Shrimp and Grits is a great example of that culinary crossroads.
Grits are coarsely ground corn boiled into porridge. Unlike sweet corn, native U.S. corn needs pulverizing and soaking in an alkaline solution in order to extract critical nutrients. Enslaved West Africans arrived in the Lowcountry beginning in the late 1600s and brought their culinary traditions with them. Working on coastal plantations, they combined locally caught shrimp with Native American corn. Shrimp and Grits is one of many unique culinary traditions that evolved through the generations in the Gullah-Geechee communities of our Sea Islands.
Over the last two decades, chefs throughout the South have creatively reimagined this timeless dish.
It showcases local ingredients and flavors. With the seemingly infinite varieties of this timeless dish come new opportunities for wonderful wine pairings.
To enhance the natural balance between the shrimp and the grits, it is important that the wine does not interfere. A light-bodied wine with only a slight zest is a perfect choice. A young, unoaked Chenin Blanc from any region would pair well.
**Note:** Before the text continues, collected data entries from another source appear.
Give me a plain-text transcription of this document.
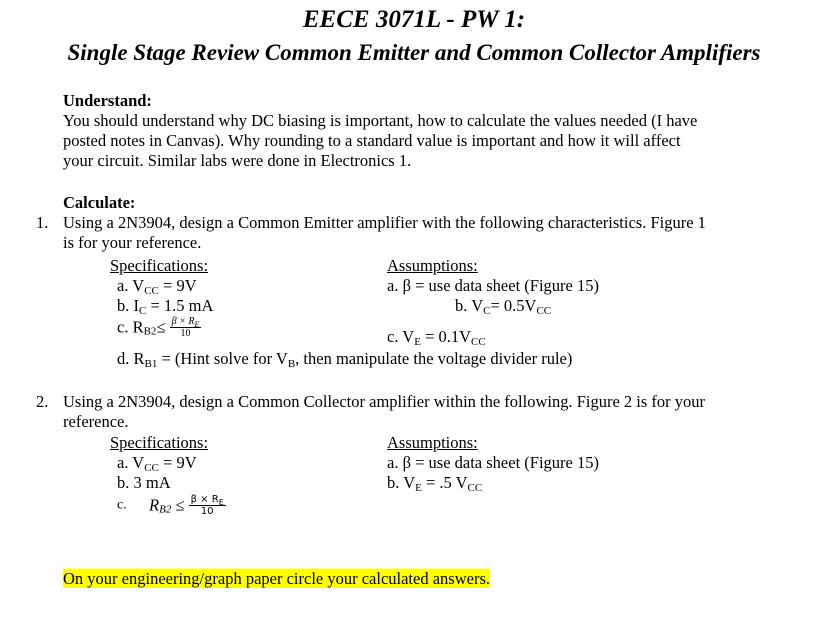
EECE 3071L - PW 1:
Single Stage Review Common Emitter and Common Collector Amplifiers
Understand:
You should understand why DC biasing is important, how to calculate the values needed (I have
posted notes in Canvas). Why rounding to a standard value is important and how it will affect
your circuit. Similar labs were done in Electronics 1.
Calculate:
1. Using a 2N3904, design a Common Emitter amplifier with the following characteristics. Figure 1
is for your reference.
Specifications:	Assumptions:
a. $V_{CC} = 9V$	a. β = use data sheet (Figure 15)
b. $I_C = 1.5$ mA	b. $V_C= 0.5V_{CC}$
c. $R_{B2}\le \frac{\beta \times R_E}{10}$	c. $V_E = 0.1V_{CC}$
d. $R_{B1}$ = (Hint solve for $V_B$, then manipulate the voltage divider rule)
2. Using a 2N3904, design a Common Collector amplifier within the following. Figure 2 is for your
reference.
Specifications:	Assumptions:
a. $V_{CC} = 9V$	a. β = use data sheet (Figure 15)
b. 3 mA	b. $V_E = .5$ $V_{CC}$
c. $R_{B2} \le \frac{\beta \times R_E}{10}$
On your engineering/graph paper circle your calculated answers.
Also, an Italian Prosecco, a dry sparkling wine, is a good choice, especially if you are enjoying your Shrimp and Grits at brunch.
Some variations of Shrimp and Grits use tomatoes, a perfectly acceptable choice by Southern standards.
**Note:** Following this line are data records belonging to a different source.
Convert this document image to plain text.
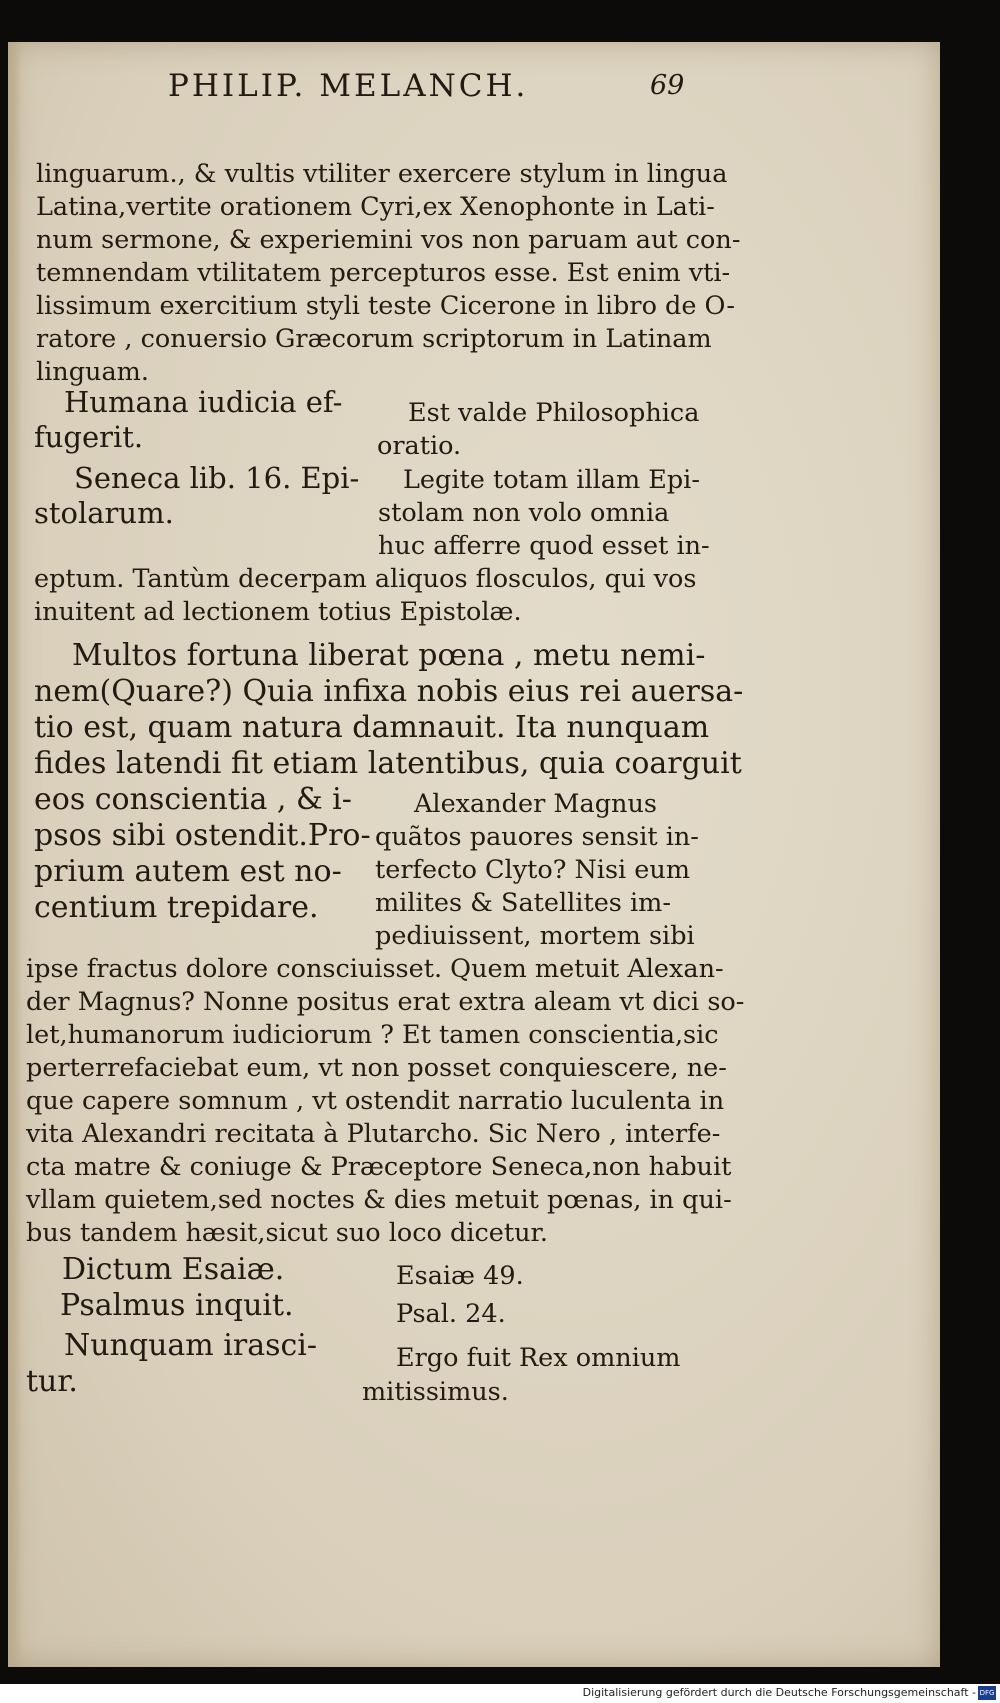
PHILIP. MELANCH.	69
linguarum., & vultis vtiliter exercere stylum in lingua
Latina,vertite orationem Cyri,ex Xenophonte in Lati-
num sermone, & experiemini vos non paruam aut con-
temnendam vtilitatem percepturos esse. Est enim vti-
lissimum exercitium styli teste Cicerone in libro de O-
ratore , conuersio Græcorum scriptorum in Latinam
linguam.
Humana iudicia ef-
fugerit.
Est valde Philosophica
oratio.
Seneca lib. 16. Epi-
stolarum.
Legite totam illam Epi-
stolam non volo omnia
huc afferre quod esset in-
eptum. Tantùm decerpam aliquos flosculos, qui vos
inuitent ad lectionem totius Epistolæ.
Multos fortuna liberat pœna , metu nemi-
nem(Quare?) Quia infixa nobis eius rei auersa-
tio est, quam natura damnauit. Ita nunquam
fides latendi fit etiam latentibus, quia coarguit
eos conscientia , & i-
psos sibi ostendit.Pro-
prium autem est no-
centium trepidare.
Alexander Magnus
quãtos pauores sensit in-
terfecto Clyto? Nisi eum
milites & Satellites im-
pediuissent, mortem sibi
ipse fractus dolore consciuisset. Quem metuit Alexan-
der Magnus? Nonne positus erat extra aleam vt dici so-
let,humanorum iudiciorum ? Et tamen conscientia,sic
perterrefaciebat eum, vt non posset conquiescere, ne-
que capere somnum , vt ostendit narratio luculenta in
vita Alexandri recitata à Plutarcho. Sic Nero , interfe-
cta matre & coniuge & Præceptore Seneca,non habuit
vllam quietem,sed noctes & dies metuit pœnas, in qui-
bus tandem hæsit,sicut suo loco dicetur.
Dictum Esaiæ.
Psalmus inquit.
Nunquam irasci-
tur.
Esaiæ 49.
Psal. 24.
Ergo fuit Rex omnium
mitissimus.
Digitalisierung gefördert durch die Deutsche Forschungsgemeinschaft - DFG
Typically, the shrimp is sautéed with fresh tomatoes, garlic and optional amounts of spicy heat. The saucy shrimp mixture is served over cheesy grits. The addition of tomatoes calls for a wine with more body and earthy qualities. A slightly oaked Chardonnay from Argentina or Chile is an excellent choice: or a Pinot Blanc from California, France or Italy.
The use of strong seasonings, peppers, tomatoes and spiced sausages suggest a Creole touch. Since Creole foods have strong Spanish and French influences, wines from these regions would be great companions. White wines from France’s Southern Rhône valley are excellent choices. Young Spanish red wines like Tempranillo or Garnacha would also be perfect.
I guarantee that no two recipes on the menu in many of our local eateries will be the same.
Fortunately, many of the wine suggestions mentioned in this column are on wine lists across the Golden Isles.